TANISHA RULE (December 23, 2020)
Saving a Mine Wars Battlefield from King Coal
When history professor Charles B. Keeney committed to help preserve an important West Virginia landmark, the decision had implications for his job and his privacy; he knew the activism could take a toll in the long term. All of this is recounted in his memoir, The Road to Blair Mountain.
Blair Mountain was the site of a deadly 1921 showdown. Thousands of union coal miners marched south from the state capitol to help imprisoned, striking miners and their starving families. They were greeted by local police with machine guns. It was the largest labor uprising in American history—Keeney dubs it “labor’s Gettysburg”—but is now near forgotten because industrialists, politicians, and the mine guard system controlled the historical narrative.

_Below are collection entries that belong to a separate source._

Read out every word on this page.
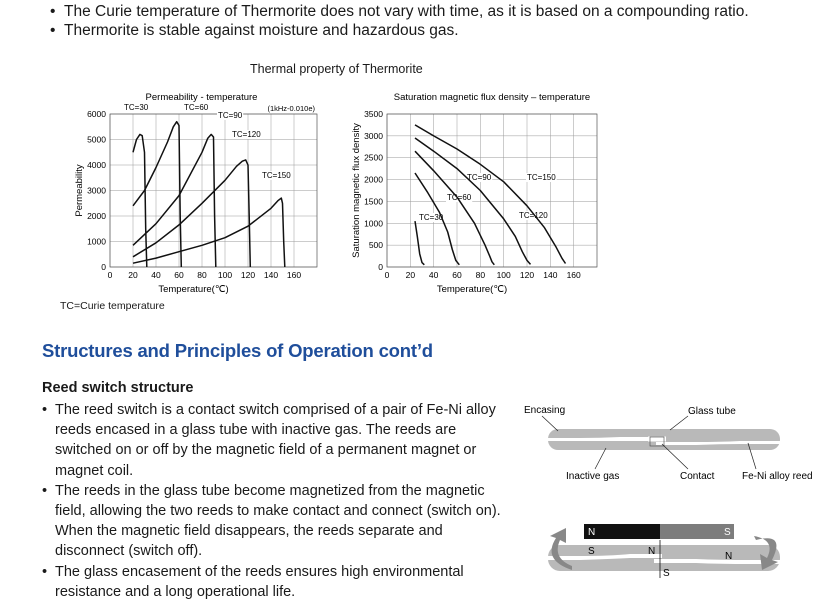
• The Curie temperature of Thermorite does not vary with time, as it is based on a compounding ratio.
• Thermorite is stable against moisture and hazardous gas.
Thermal property of Thermorite
0 20 40 60 80 100 120 140 160
0
1000
2000
3000
4000
5000
6000
Permeability - temperature
(1kHz-0.010e)
Temperature(℃)
Permeability
TC=30	TC=60
TC=90
TC=120
TC=150
0 20 40 60 80 100 120 140 160
0
500
1000
1500
2000
2500
3000
3500
Saturation magnetic flux density – temperature
Temperature(℃)
Saturation magnetic flux density	TC=30
TC=60
TC=90
TC=120
TC=150
TC=Curie temperature
Structures and Principles of Operation cont’d
Reed switch structure
• The reed switch is a contact switch comprised of a pair of Fe-Ni alloy reeds encased in a glass tube with inactive gas. The reeds are switched on or off by the magnetic field of a permanent magnet or magnet coil.
• The reeds in the glass tube become magnetized from the magnetic field, allowing the two reeds to make contact and connect (switch on). When the magnetic field disappears, the reeds separate and disconnect (switch off).
• The glass encasement of the reeds ensures high environmental resistance and a long operational life.
Encasing	Glass tube
Inactive gas	Contact	Fe-Ni alloy reed
N	S
S	N	N
S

Keeney, the great grandson of Blair Mountain battle leader Frank Keeney, names the parallels between the original labor fight and the contemporary fight to save the mountain from being mined. The book documents how Kenney’s rural, grassroots group used focused tools and strategies, as well as local and national alliances, to achieve wins against the powerful and entrenched fossil fuel industry and the political and social culture that supports it. Detailed and assured, this account serves as a guide for other small nonprofits to emulate when they’re pitted against well-financed corporate and political opponents.
Interesting sociological aspects of West Virginia culture, including its religiosity and sports, arise in the narrative alongside illuminating analyses of the subcultures of environmental activism and the planning and organization of grassroots events. In total, The Road to Blair Mountain articulates a thoughtful alternative vision for Appalachia’s future—one that supports its heritage of coal mining and labor history and also seeks a more sustainable, diverse, and decentralized economy.